Assia remembers when her upstairs neighbour, who was known as a kind and trusted member of the community, was the first US citizen put on a “terrorist” watch list. He had travelled to Palestine in the 1990s to hand over thousands of dollars in humanitarian aid. There he was accused of supplying money to a “terrorist” organisation and was detained by Israeli forces, tortured and coerced into signing a confession. He was later acquitted.
Now Assia, a journalist, is digging into who or what has haunted her community for years, pushing family and friends to talk in hushed tones or censor themselves on the phone.
She eventually uncovers tens of thousands of pages of FBI documents that prove her hometown was the subject of one of the largest “counter-terrorism” investigations ever conducted in the US before 9/11, code-named “Operation Vulgar Betrayal”.
Trying to cut through the secrecy shrouding the operation, she takes the FBI to federal court to compel them to make the records they collected about her community public.
But as she gets closer to the truth, Assia notices that someone may be keeping a close eye on her, too.
The Feeling of Being Watched follows Assia as she pieces together a secret FBI operation while grappling with the effects of a lifetime of surveillance on herself and her family.
By Assia Boundaoui
The Feeling of Being Watched takes a verite and personal look at the various ways my community, and by extension Muslim-American communities across the country, have been “seen”. By weaving the personal and the political – often polarised versions of the same story – I hope to capture a profound truth about the “War on Terror”: its impact on our sense of self, our ability to create and connect, our right to dissent, and the impact it’s having on our collective democracy.
The German philosopher Hegel wrote that “seeing comes before words” and in his writing insists on the impossibility of existence without recognition from the other.
Surveillance is in its essence a way of seeing without recognising and its harmful effects are profound.
Unwarranted surveillance transforms communities into places where neighbours distrust each other, people censor themselves, and everyone lives with an unhealthy dose of fear and paranoia.
While surveillance is preconditioned on a great physical distance from the object of its gaze, this film gets intimately closer with the subjects of surveillance who have for so long been seen from afar.
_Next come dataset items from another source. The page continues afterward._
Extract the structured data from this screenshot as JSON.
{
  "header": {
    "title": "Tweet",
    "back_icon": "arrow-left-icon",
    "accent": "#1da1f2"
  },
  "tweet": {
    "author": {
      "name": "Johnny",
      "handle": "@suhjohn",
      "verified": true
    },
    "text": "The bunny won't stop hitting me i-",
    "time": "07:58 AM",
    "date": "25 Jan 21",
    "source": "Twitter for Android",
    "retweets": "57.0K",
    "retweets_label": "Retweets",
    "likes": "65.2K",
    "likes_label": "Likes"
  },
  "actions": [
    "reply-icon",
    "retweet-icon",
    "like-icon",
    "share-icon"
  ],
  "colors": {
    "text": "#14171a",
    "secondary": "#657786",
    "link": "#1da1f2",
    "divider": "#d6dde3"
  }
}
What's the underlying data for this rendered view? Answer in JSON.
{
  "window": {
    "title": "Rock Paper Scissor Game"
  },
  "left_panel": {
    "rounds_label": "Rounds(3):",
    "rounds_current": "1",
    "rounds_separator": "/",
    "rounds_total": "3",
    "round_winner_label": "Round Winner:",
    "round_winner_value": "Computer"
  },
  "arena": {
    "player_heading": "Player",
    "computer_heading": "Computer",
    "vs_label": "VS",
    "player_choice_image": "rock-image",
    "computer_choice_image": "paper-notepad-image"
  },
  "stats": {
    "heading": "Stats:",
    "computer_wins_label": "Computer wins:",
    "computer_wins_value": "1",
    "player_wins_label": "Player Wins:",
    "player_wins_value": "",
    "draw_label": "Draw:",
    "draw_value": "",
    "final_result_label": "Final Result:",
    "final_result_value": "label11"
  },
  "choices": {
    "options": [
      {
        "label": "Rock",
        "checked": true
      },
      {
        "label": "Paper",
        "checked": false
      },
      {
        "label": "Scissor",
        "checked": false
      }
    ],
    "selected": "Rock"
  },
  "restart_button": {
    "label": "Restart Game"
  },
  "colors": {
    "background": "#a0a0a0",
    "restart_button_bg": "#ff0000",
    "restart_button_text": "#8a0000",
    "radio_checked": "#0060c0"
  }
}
I hope this film will serve as a catalyst for radical change that is based on equality, mutual recognition and a way of seeing that is reciprocal.
Throughout the film, I investigate a complex political issue that is at the same time deeply personal to me. I believe strongly in the public’s right to know. I believe that our ability to hold government accountable is only as strong as our ability to compel government transparency.
In this time of great political turbulence in the US, I stand committed to creating art that speaks truth to power and is rooted firmly in the principle of the public’s right to hold its government accountable.
I hope that this film will herald a cultural shift in public awareness on issues of government surveillance and national security and contribute meaningfully to ending US government policies that allow the unwarranted profiling of communities of colour in the US.